"Old media" organisations such as newspapers can survive in a digital media
age so long as they give users
what they want and stay relevant, former Reuters editor-in-chief Geert Linnebank has told a conference.
Linnebank, who is now senior advisor to the chief executive at Reuters, told the Guardian Changing Media Summit this morning that editors must re-evalute their role and stop "using a megaphone to shout" to their readers.
Linnebank said Reuters itself was an "old media" organisation, and old media "did not always have positive connotations".
One of the biggest challenges facing traditional news organisations was users "changing from channel to channel and from website to website", said Linnebank. In an online world the question has become: "How do you transform audiences into communities?"
Reuters has struck a deal to post content from bloggers alongside its online news coverage, a move Linnebank said was typical of the way journalism needs to accept that "the wall has been breached" between a news organisation and its readers.
"Blogs can bring expert analysis which most journalists simply do not have. [Blogging] shows what people are interested in," Linnebank said.
"Now everyone can be a reporter, commentator or a film director — the days of owning and controlling these processes are over."

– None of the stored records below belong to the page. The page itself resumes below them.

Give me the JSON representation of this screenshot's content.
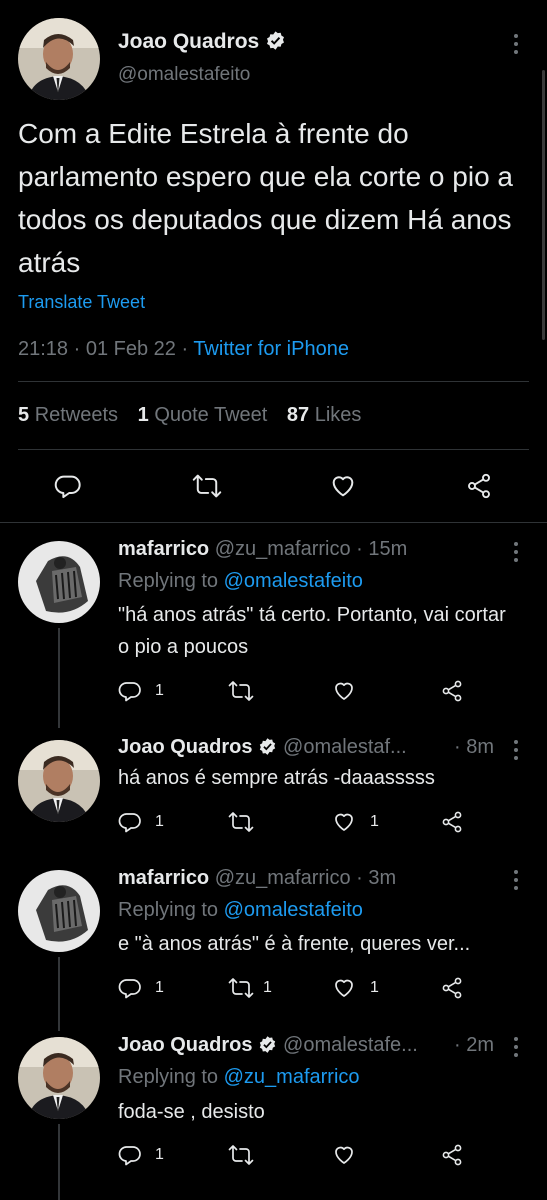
{
  "main_tweet": {
    "author_name": "Joao Quadros",
    "author_handle": "@omalestafeito",
    "text": "Com a Edite Estrela à frente do parlamento espero que ela corte o pio a todos os deputados que dizem Há anos atrás",
    "translate_label": "Translate Tweet",
    "timestamp": "21:18 · 01 Feb 22 · ",
    "source": "Twitter for iPhone",
    "retweets_count": "5",
    "retweets_label": "Retweets",
    "quotes_count": "1",
    "quotes_label": "Quote Tweet",
    "likes_count": "87",
    "likes_label": "Likes"
  },
  "replies": [
    {
      "author_name": "mafarrico",
      "author_meta": "@zu_mafarrico · 15m",
      "replying_prefix": "Replying to ",
      "replying_handle": "@omalestafeito",
      "text": "\"há anos atrás\" tá certo. Portanto, vai cortar o pio a poucos",
      "reply_count": "1",
      "retweet_count": "",
      "like_count": ""
    },
    {
      "author_name": "Joao Quadros",
      "author_handle": "@omalestaf...",
      "time": "· 8m",
      "text": "há anos é sempre atrás -daaasssss",
      "reply_count": "1",
      "retweet_count": "",
      "like_count": "1"
    },
    {
      "author_name": "mafarrico",
      "author_meta": "@zu_mafarrico · 3m",
      "replying_prefix": "Replying to ",
      "replying_handle": "@omalestafeito",
      "text": "e \"à anos atrás\" é à frente, queres ver...",
      "reply_count": "1",
      "retweet_count": "1",
      "like_count": "1"
    },
    {
      "author_name": "Joao Quadros",
      "author_handle": "@omalestafe...",
      "time": "· 2m",
      "replying_prefix": "Replying to ",
      "replying_handle": "@zu_mafarrico",
      "text": "foda-se , desisto",
      "reply_count": "1",
      "retweet_count": "",
      "like_count": ""
    }
  ],
  "icons": {
    "reply": "reply-icon",
    "retweet": "retweet-icon",
    "like": "like-icon",
    "share": "share-icon",
    "more": "more-icon",
    "verified": "verified-badge-icon"
  },
  "colors": {
    "background": "#000000",
    "text": "#e7e9ea",
    "secondary": "#71767b",
    "accent": "#1d9bf0",
    "divider": "#2f3336"
  }
}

But there are downsides to user-generated content in a news world, he said.
"To remain relevant, the role of editors has to change from someone who uses a megaphone to someone that brings people to the table."
Editors and news organisations, he said, needed to be the brands that signify trust.
"Trust is an essential ingredient in our success in the digital age. We will always need a place for news organisations whose watchword is trust. Your independence will mark you out."